他像是被烛火吸引的飞蛾,就算知道靠近会被烧成焦灰,还是克制不住心底逐渐发芽的执念。
【帝国狮鹫IF】狮鹫妻7(引来狮子的甜美後果)
嘴唇被人用力吸吮着,感觉连理智都要被那翻动的火热舌头给卷走了,努力吞咽着从狮鹫皇子嘴里渡来的唾液,顾小雨双手撑着他胸前硬质的轻甲,只觉得身周全是让她心神不定的浓烈雄兽味道。
「姆嗯……殿下丶还有人……呼唔……在看……」想着山崖上还有他带来的人马,她推动着身前高大的男子,就想提醒他稍微顾忌下还有他人的场合,只是这样的推拒似乎引起了对方的不悦,把本就缠绵的深吻弄得更湿热了不说,还在她的舌尖不轻不重地咬了一下,酥麻得她再管不了旁边的目光。

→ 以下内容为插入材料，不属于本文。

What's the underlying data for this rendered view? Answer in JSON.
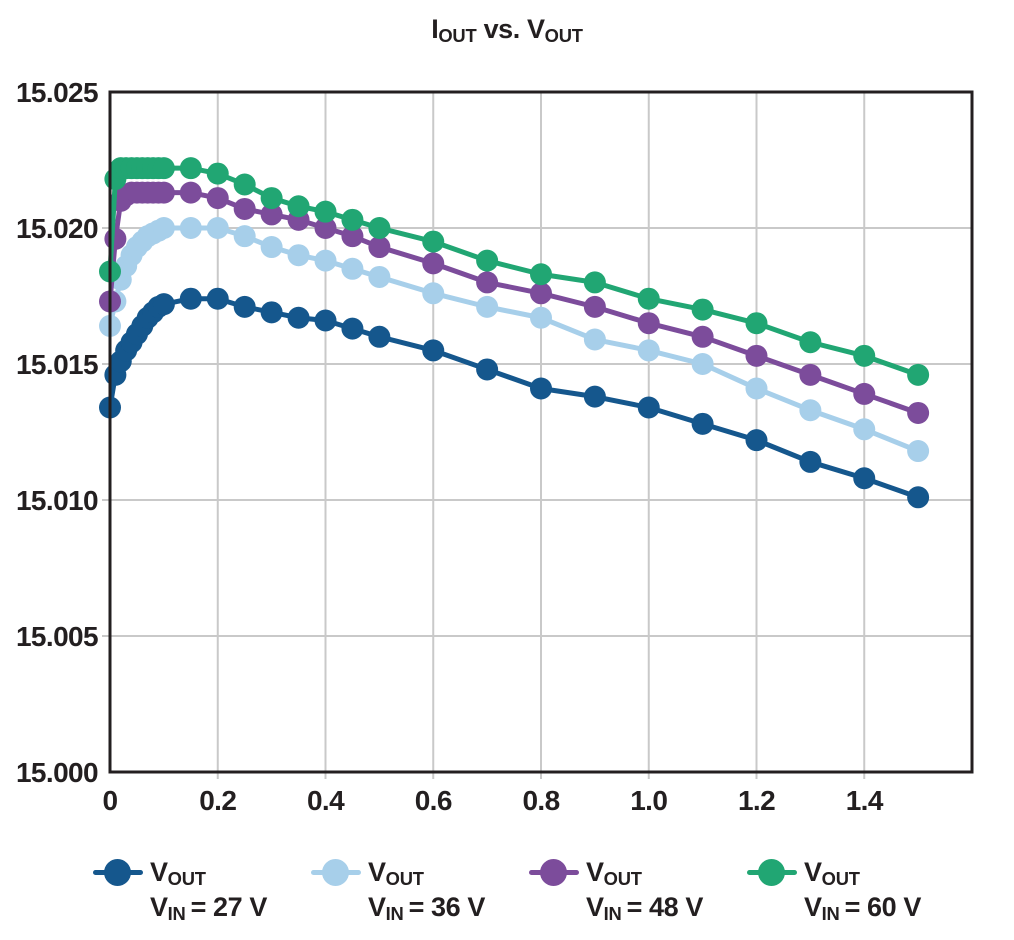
{
  "title": {
    "t1": "I",
    "s1": "OUT",
    "t2": " vs. V",
    "s2": "OUT"
  },
  "colors": {
    "axis": "#231F20",
    "grid": "#C9C9C9",
    "text": "#231F20",
    "background": "#FFFFFF",
    "series_navy": "#15578D",
    "series_lightblue": "#A7CFEA",
    "series_purple": "#7C4C9B",
    "series_green": "#21A673"
  },
  "chart_data": {
    "type": "line",
    "title": "IOUT vs. VOUT",
    "xlabel": "",
    "ylabel": "",
    "xlim": [
      0,
      1.6
    ],
    "ylim": [
      15.0,
      15.025
    ],
    "grid": true,
    "legend_position": "bottom",
    "marker": "circle",
    "marker_radius": 11,
    "line_width": 5,
    "x_ticks": [
      0,
      0.2,
      0.4,
      0.6,
      0.8,
      1.0,
      1.2,
      1.4
    ],
    "x_tick_labels": [
      "0",
      "0.2",
      "0.4",
      "0.6",
      "0.8",
      "1.0",
      "1.2",
      "1.4"
    ],
    "y_ticks": [
      15.025,
      15.02,
      15.015,
      15.01,
      15.005,
      15.0
    ],
    "y_tick_labels": [
      "15.025",
      "15.020",
      "15.015",
      "15.010",
      "15.005",
      "15.000"
    ],
    "x": [
      0,
      0.01,
      0.02,
      0.03,
      0.04,
      0.05,
      0.06,
      0.07,
      0.08,
      0.09,
      0.1,
      0.15,
      0.2,
      0.25,
      0.3,
      0.35,
      0.4,
      0.45,
      0.5,
      0.6,
      0.7,
      0.8,
      0.9,
      1.0,
      1.1,
      1.2,
      1.3,
      1.4,
      1.5
    ],
    "series": [
      {
        "name": "VOUT VIN = 27 V",
        "color": "#15578D",
        "values": [
          15.0134,
          15.0146,
          15.0151,
          15.0155,
          15.0158,
          15.0161,
          15.0164,
          15.0167,
          15.0169,
          15.0171,
          15.0172,
          15.0174,
          15.0174,
          15.0171,
          15.0169,
          15.0167,
          15.0166,
          15.0163,
          15.016,
          15.0155,
          15.0148,
          15.0141,
          15.0138,
          15.0134,
          15.0128,
          15.0122,
          15.0114,
          15.0108,
          15.0101
        ]
      },
      {
        "name": "VOUT VIN = 36 V",
        "color": "#A7CFEA",
        "values": [
          15.0164,
          15.0173,
          15.0181,
          15.0186,
          15.019,
          15.0193,
          15.0195,
          15.0197,
          15.0198,
          15.0199,
          15.02,
          15.02,
          15.02,
          15.0197,
          15.0193,
          15.019,
          15.0188,
          15.0185,
          15.0182,
          15.0176,
          15.0171,
          15.0167,
          15.0159,
          15.0155,
          15.015,
          15.0141,
          15.0133,
          15.0126,
          15.0118
        ]
      },
      {
        "name": "VOUT VIN = 48 V",
        "color": "#7C4C9B",
        "values": [
          15.0173,
          15.0196,
          15.021,
          15.0212,
          15.0213,
          15.0213,
          15.0213,
          15.0213,
          15.0213,
          15.0213,
          15.0213,
          15.0213,
          15.0211,
          15.0207,
          15.0205,
          15.0203,
          15.02,
          15.0197,
          15.0193,
          15.0187,
          15.018,
          15.0176,
          15.0171,
          15.0165,
          15.016,
          15.0153,
          15.0146,
          15.0139,
          15.0132
        ]
      },
      {
        "name": "VOUT VIN = 60 V",
        "color": "#21A673",
        "values": [
          15.0184,
          15.0218,
          15.0222,
          15.0222,
          15.0222,
          15.0222,
          15.0222,
          15.0222,
          15.0222,
          15.0222,
          15.0222,
          15.0222,
          15.022,
          15.0216,
          15.0211,
          15.0208,
          15.0206,
          15.0203,
          15.02,
          15.0195,
          15.0188,
          15.0183,
          15.018,
          15.0174,
          15.017,
          15.0165,
          15.0158,
          15.0153,
          15.0146
        ]
      }
    ]
  },
  "legend": {
    "entries": [
      {
        "id": "vin-27v",
        "color": "#15578D",
        "line1_main": "V",
        "line1_sub": "OUT",
        "line2_main": "V",
        "line2_sub": "IN",
        "line2_rest": "= 27 V"
      },
      {
        "id": "vin-36v",
        "color": "#A7CFEA",
        "line1_main": "V",
        "line1_sub": "OUT",
        "line2_main": "V",
        "line2_sub": "IN",
        "line2_rest": "= 36 V"
      },
      {
        "id": "vin-48v",
        "color": "#7C4C9B",
        "line1_main": "V",
        "line1_sub": "OUT",
        "line2_main": "V",
        "line2_sub": "IN",
        "line2_rest": "= 48 V"
      },
      {
        "id": "vin-60v",
        "color": "#21A673",
        "line1_main": "V",
        "line1_sub": "OUT",
        "line2_main": "V",
        "line2_sub": "IN",
        "line2_rest": "= 60 V"
      }
    ]
  }
}
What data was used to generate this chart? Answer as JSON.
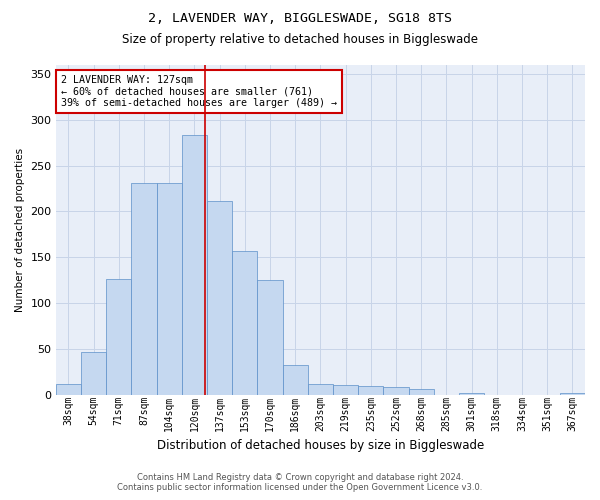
{
  "title1": "2, LAVENDER WAY, BIGGLESWADE, SG18 8TS",
  "title2": "Size of property relative to detached houses in Biggleswade",
  "xlabel": "Distribution of detached houses by size in Biggleswade",
  "ylabel": "Number of detached properties",
  "categories": [
    "38sqm",
    "54sqm",
    "71sqm",
    "87sqm",
    "104sqm",
    "120sqm",
    "137sqm",
    "153sqm",
    "170sqm",
    "186sqm",
    "203sqm",
    "219sqm",
    "235sqm",
    "252sqm",
    "268sqm",
    "285sqm",
    "301sqm",
    "318sqm",
    "334sqm",
    "351sqm",
    "367sqm"
  ],
  "values": [
    11,
    46,
    126,
    231,
    231,
    284,
    211,
    157,
    125,
    32,
    11,
    10,
    9,
    8,
    6,
    0,
    2,
    0,
    0,
    0,
    2
  ],
  "bar_color": "#c5d8f0",
  "bar_edge_color": "#5b8fc9",
  "marker_line_color": "#cc0000",
  "annotation_text": "2 LAVENDER WAY: 127sqm\n← 60% of detached houses are smaller (761)\n39% of semi-detached houses are larger (489) →",
  "annotation_box_color": "#ffffff",
  "annotation_box_edge": "#cc0000",
  "footer1": "Contains HM Land Registry data © Crown copyright and database right 2024.",
  "footer2": "Contains public sector information licensed under the Open Government Licence v3.0.",
  "ylim": [
    0,
    360
  ],
  "yticks": [
    0,
    50,
    100,
    150,
    200,
    250,
    300,
    350
  ],
  "grid_color": "#c8d4e8",
  "background_color": "#e8eef8"
}
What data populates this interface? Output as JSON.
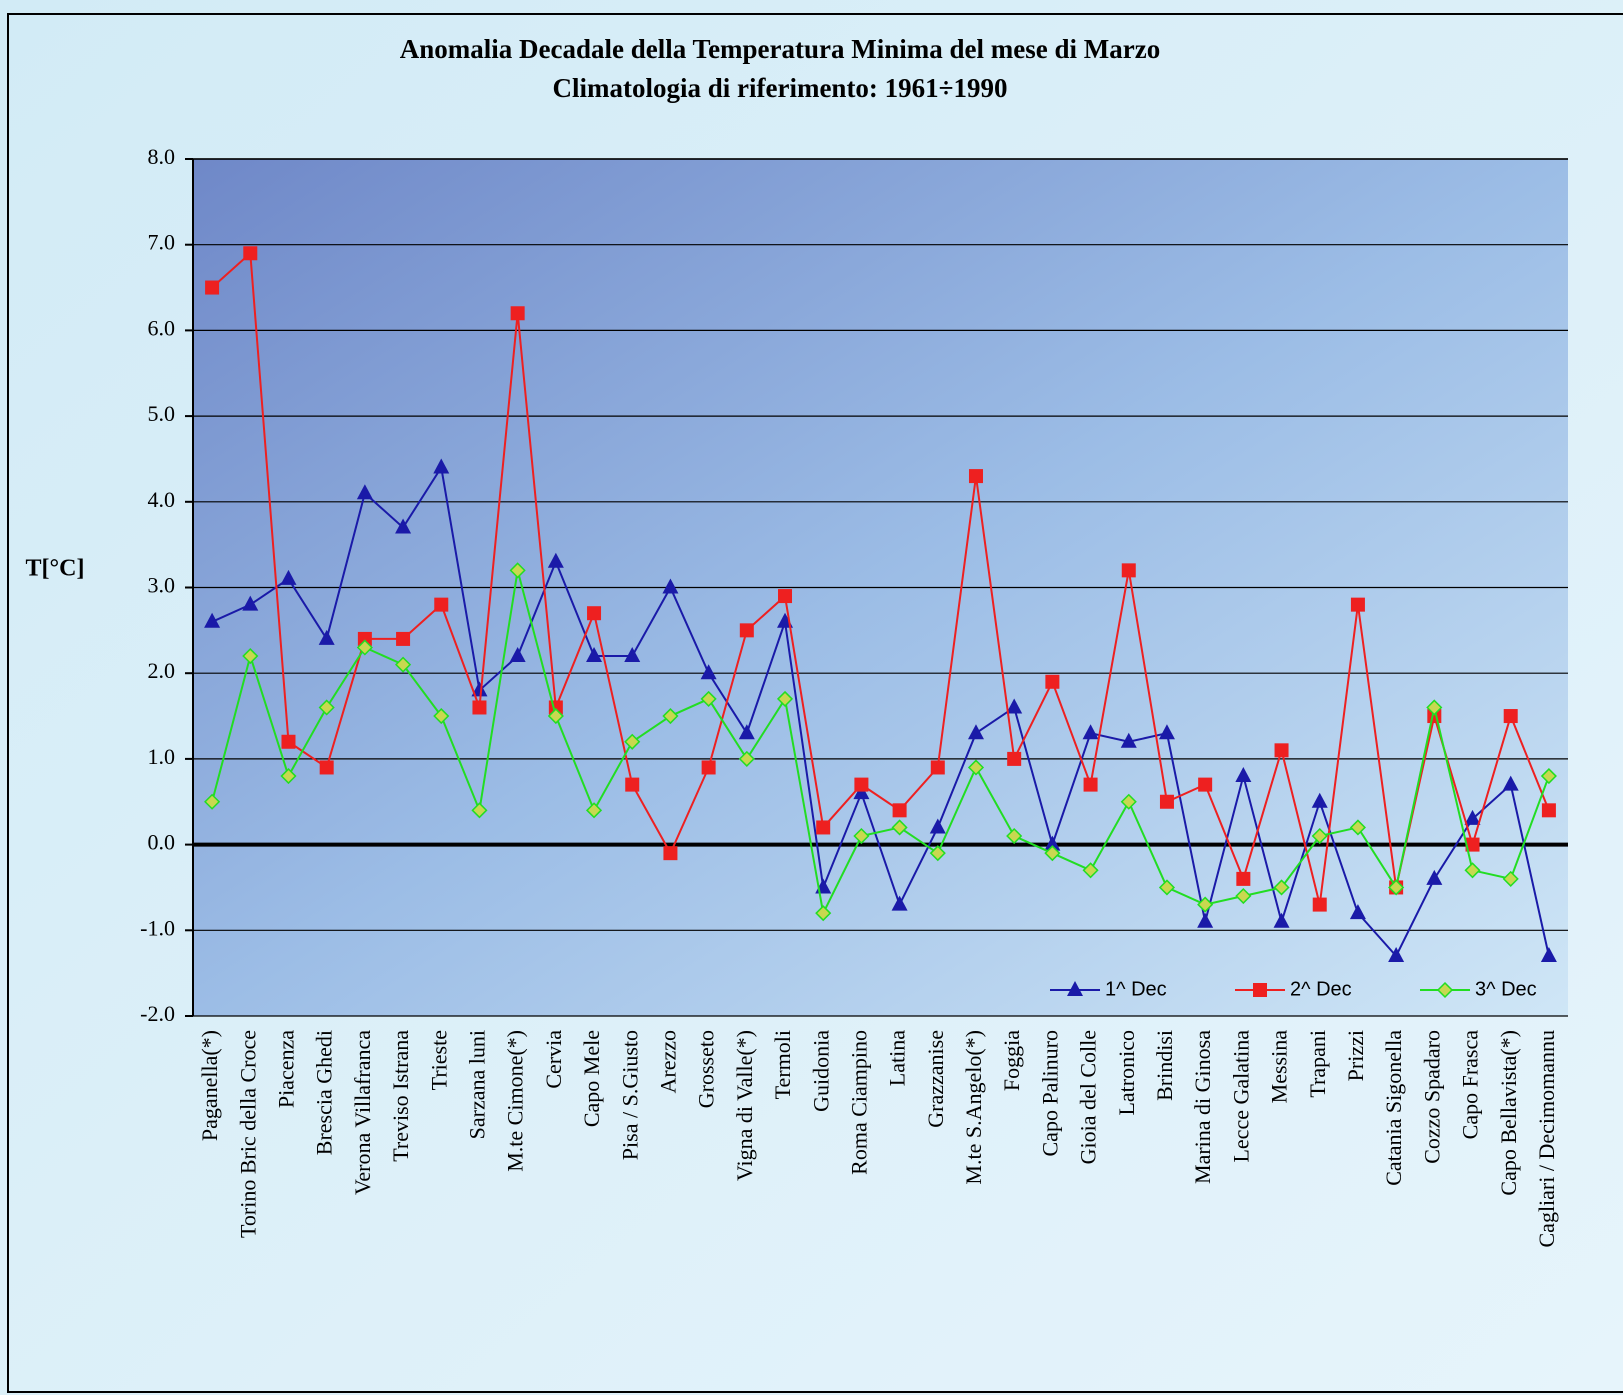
{
  "chart_data": {
    "type": "line",
    "title": "Anomalia Decadale della Temperatura Minima del mese di Marzo",
    "subtitle": "Climatologia di riferimento: 1961÷1990",
    "y_label": "T[°C]",
    "categories": [
      "Paganella(*)",
      "Torino Bric della Croce",
      "Piacenza",
      "Brescia Ghedi",
      "Verona Villafranca",
      "Treviso Istrana",
      "Trieste",
      "Sarzana luni",
      "M.te Cimone(*)",
      "Cervia",
      "Capo Mele",
      "Pisa / S.Giusto",
      "Arezzo",
      "Grosseto",
      "Vigna di Valle(*)",
      "Termoli",
      "Guidonia",
      "Roma Ciampino",
      "Latina",
      "Grazzanise",
      "M.te S.Angelo(*)",
      "Foggia",
      "Capo Palinuro",
      "Gioia del Colle",
      "Latronico",
      "Brindisi",
      "Marina di Ginosa",
      "Lecce Galatina",
      "Messina",
      "Trapani",
      "Prizzi",
      "Catania Sigonella",
      "Cozzo Spadaro",
      "Capo Frasca",
      "Capo Bellavista(*)",
      "Cagliari / Decimomannu"
    ],
    "series": [
      {
        "name": "1^ Dec",
        "color": "#1a1aa8",
        "marker": "triangle",
        "values": [
          2.6,
          2.8,
          3.1,
          2.4,
          4.1,
          3.7,
          4.4,
          1.8,
          2.2,
          3.3,
          2.2,
          2.2,
          3.0,
          2.0,
          1.3,
          2.6,
          -0.5,
          0.6,
          -0.7,
          0.2,
          1.3,
          1.6,
          0.0,
          1.3,
          1.2,
          1.3,
          -0.9,
          0.8,
          -0.9,
          0.5,
          -0.8,
          -1.3,
          -0.4,
          0.3,
          0.7,
          -1.3
        ]
      },
      {
        "name": "2^ Dec",
        "color": "#ee2020",
        "marker": "square",
        "values": [
          6.5,
          6.9,
          1.2,
          0.9,
          2.4,
          2.4,
          2.8,
          1.6,
          6.2,
          1.6,
          2.7,
          0.7,
          -0.1,
          0.9,
          2.5,
          2.9,
          0.2,
          0.7,
          0.4,
          0.9,
          4.3,
          1.0,
          1.9,
          0.7,
          3.2,
          0.5,
          0.7,
          -0.4,
          1.1,
          -0.7,
          2.8,
          -0.5,
          1.5,
          0.0,
          1.5,
          0.4
        ]
      },
      {
        "name": "3^ Dec",
        "color": "#22dd22",
        "marker": "diamond",
        "values": [
          0.5,
          2.2,
          0.8,
          1.6,
          2.3,
          2.1,
          1.5,
          0.4,
          3.2,
          1.5,
          0.4,
          1.2,
          1.5,
          1.7,
          1.0,
          1.7,
          -0.8,
          0.1,
          0.2,
          -0.1,
          0.9,
          0.1,
          -0.1,
          -0.3,
          0.5,
          -0.5,
          -0.7,
          -0.6,
          -0.5,
          0.1,
          0.2,
          -0.5,
          1.6,
          -0.3,
          -0.4,
          0.8
        ]
      }
    ],
    "ylim": [
      -2.0,
      8.0
    ],
    "yticks": [
      {
        "value": -2,
        "label": "-2.0"
      },
      {
        "value": -1,
        "label": "-1.0"
      },
      {
        "value": 0,
        "label": "0.0"
      },
      {
        "value": 1,
        "label": "1.0"
      },
      {
        "value": 2,
        "label": "2.0"
      },
      {
        "value": 3,
        "label": "3.0"
      },
      {
        "value": 4,
        "label": "4.0"
      },
      {
        "value": 5,
        "label": "5.0"
      },
      {
        "value": 6,
        "label": "6.0"
      },
      {
        "value": 7,
        "label": "7.0"
      },
      {
        "value": 8,
        "label": "8.0"
      }
    ],
    "grid": true,
    "legend": "lower right"
  }
}
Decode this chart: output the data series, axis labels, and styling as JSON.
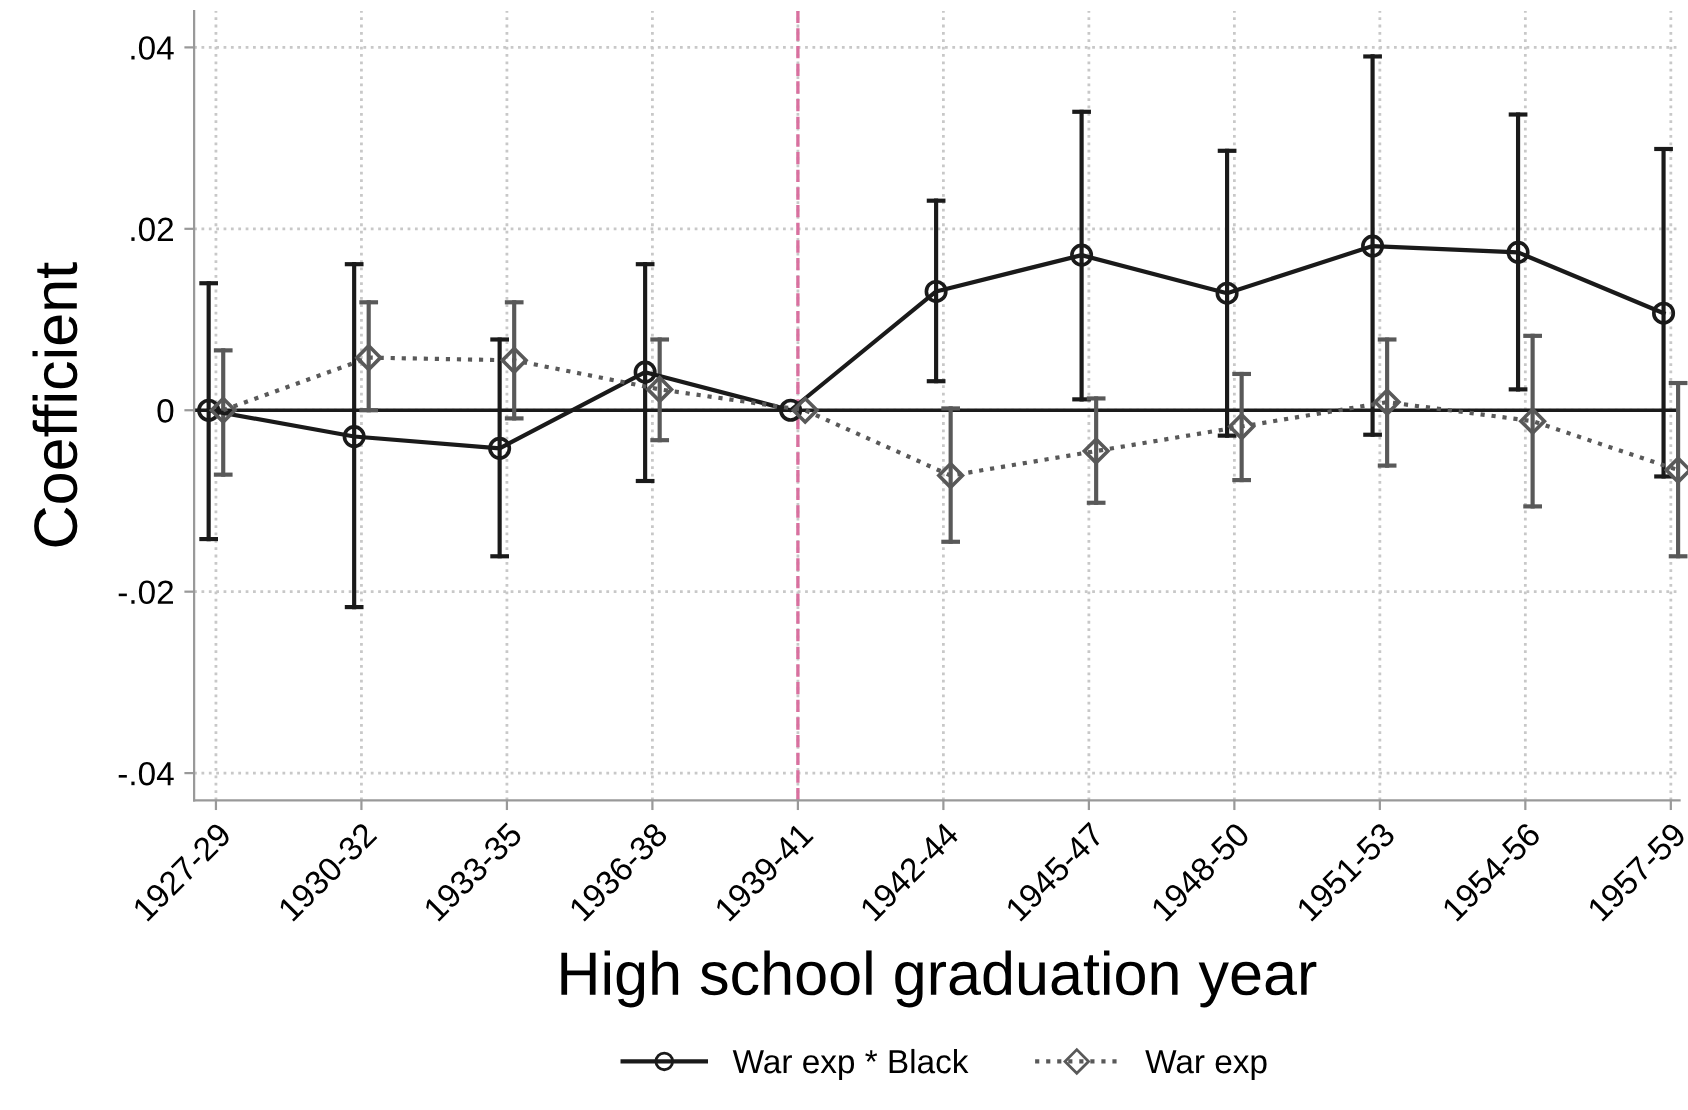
{
  "chart_data": {
    "type": "line",
    "xlabel": "High school graduation year",
    "ylabel": "Coefficient",
    "categories": [
      "1927-29",
      "1930-32",
      "1933-35",
      "1936-38",
      "1939-41",
      "1942-44",
      "1945-47",
      "1948-50",
      "1951-53",
      "1954-56",
      "1957-59"
    ],
    "series": [
      {
        "name": "War exp * Black",
        "color": "#1a1a1a",
        "marker": "circle",
        "line_style": "solid",
        "values": [
          0,
          -0.0029,
          -0.0042,
          0.0042,
          0,
          0.0131,
          0.0171,
          0.0129,
          0.0181,
          0.0174,
          0.0107
        ],
        "errors": [
          [
            -0.0142,
            0.014
          ],
          [
            -0.0217,
            0.0161
          ],
          [
            -0.0161,
            0.0078
          ],
          [
            -0.0078,
            0.0161
          ],
          null,
          [
            0.0032,
            0.0231
          ],
          [
            0.0012,
            0.0329
          ],
          [
            -0.0028,
            0.0286
          ],
          [
            -0.0027,
            0.039
          ],
          [
            0.0023,
            0.0326
          ],
          [
            -0.0073,
            0.0288
          ]
        ]
      },
      {
        "name": "War exp",
        "color": "#595959",
        "marker": "diamond",
        "line_style": "dotted",
        "values": [
          0,
          0.0058,
          0.0055,
          0.0023,
          0,
          -0.0072,
          -0.0045,
          -0.0018,
          0.0009,
          -0.0012,
          -0.0066
        ],
        "errors": [
          [
            -0.0071,
            0.0066
          ],
          [
            0,
            0.0119
          ],
          [
            -0.0009,
            0.0119
          ],
          [
            -0.0033,
            0.0078
          ],
          null,
          [
            -0.0145,
            0.0002
          ],
          [
            -0.0102,
            0.0013
          ],
          [
            -0.0077,
            0.004
          ],
          [
            -0.0061,
            0.0078
          ],
          [
            -0.0106,
            0.0082
          ],
          [
            -0.0161,
            0.003
          ]
        ]
      }
    ],
    "ylim": [
      -0.043,
      0.044
    ],
    "yticks": [
      {
        "value": -0.04,
        "label": "-.04"
      },
      {
        "value": -0.02,
        "label": "-.02"
      },
      0,
      {
        "value": 0.02,
        "label": ".02"
      },
      {
        "value": 0.04,
        "label": ".04"
      }
    ],
    "ref_lines": [
      {
        "axis": "x",
        "value": "1939-41",
        "color": "#d9709f",
        "line_style": "dashed"
      },
      {
        "axis": "y",
        "value": 0,
        "color": "#1a1a1a",
        "line_style": "solid"
      }
    ],
    "grid": true,
    "legend": "bottom"
  }
}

她没有特别细看,并不知道早在她和狄米洛接吻时,大觉不妙的副官就随即整顿队伍往谷外退去,就怕他们这帮人一不小心介入两名皇子间的感情纠纷,知道什麽不该知道的阴私现下除了他们兄弟俩和她之外,还留在山谷内的也就只有那些四处游荡的深渊生物,和不断给它们送上粮食的地狱门了。
在她温热的口腔中最後扫荡了一遍,这才结束了这满载情欲的接吻,大姆指轻轻抚弄着她还犹自轻颤的圆润下颔,莱昂斯居高临下地看着她,目光看似温柔,却又带着某种让人心惊的幽深欲念。
「动情成这样了,妳还怕被别人看到?」战袍下的大长腿挤在她的两腿之间,万分邪恶地往上朝脆弱的腿心刻意顶弄了几下,重重磨蹭过属於女性的隐密部位,顾小雨神智不清地哼吟了两声,腰也跟着瘫软下来,人还是被他宣誓主权般牢牢困在怀里,满眼都是面前透着妖冶之气的太子殿下。
「我还以为被人看着的话妳会更兴奋呢,还是说妳消失的这几年里连性格也变了,不再是那个喜欢被人狠狠操穴,操挨够了就等着被往肚子里头灌上满满精液的淫乱勇者了?」亲昵地咬着她饱满盈润的耳垂,他也没有特别压低音量,直白辛辣的话语直接传入了愣站在一旁的亲弟弟耳中。
「姐姐……」容貌秀丽的男孩失魂落魄地站在他们数步之遥外,想靠近一些,又被哥哥的一个瞪视吓退,最後只能睁着湿润的大眼直盯着她,看起来就像被抛弃的可怜幼兽。
意识到小天使被排挤出去了,有意排挤他的人是他长得过份漂亮的亲哥,顾小雨晃了晃脑袋,回过神来的瞬间立刻就不干了。
傲娇过头是会被驴踢的!
山崖上早就连个影子都没有了,既然如此她也不用客气,反正这里发生的事出去之後除了他们三个以外也没人知道,更不用特别给他留面子。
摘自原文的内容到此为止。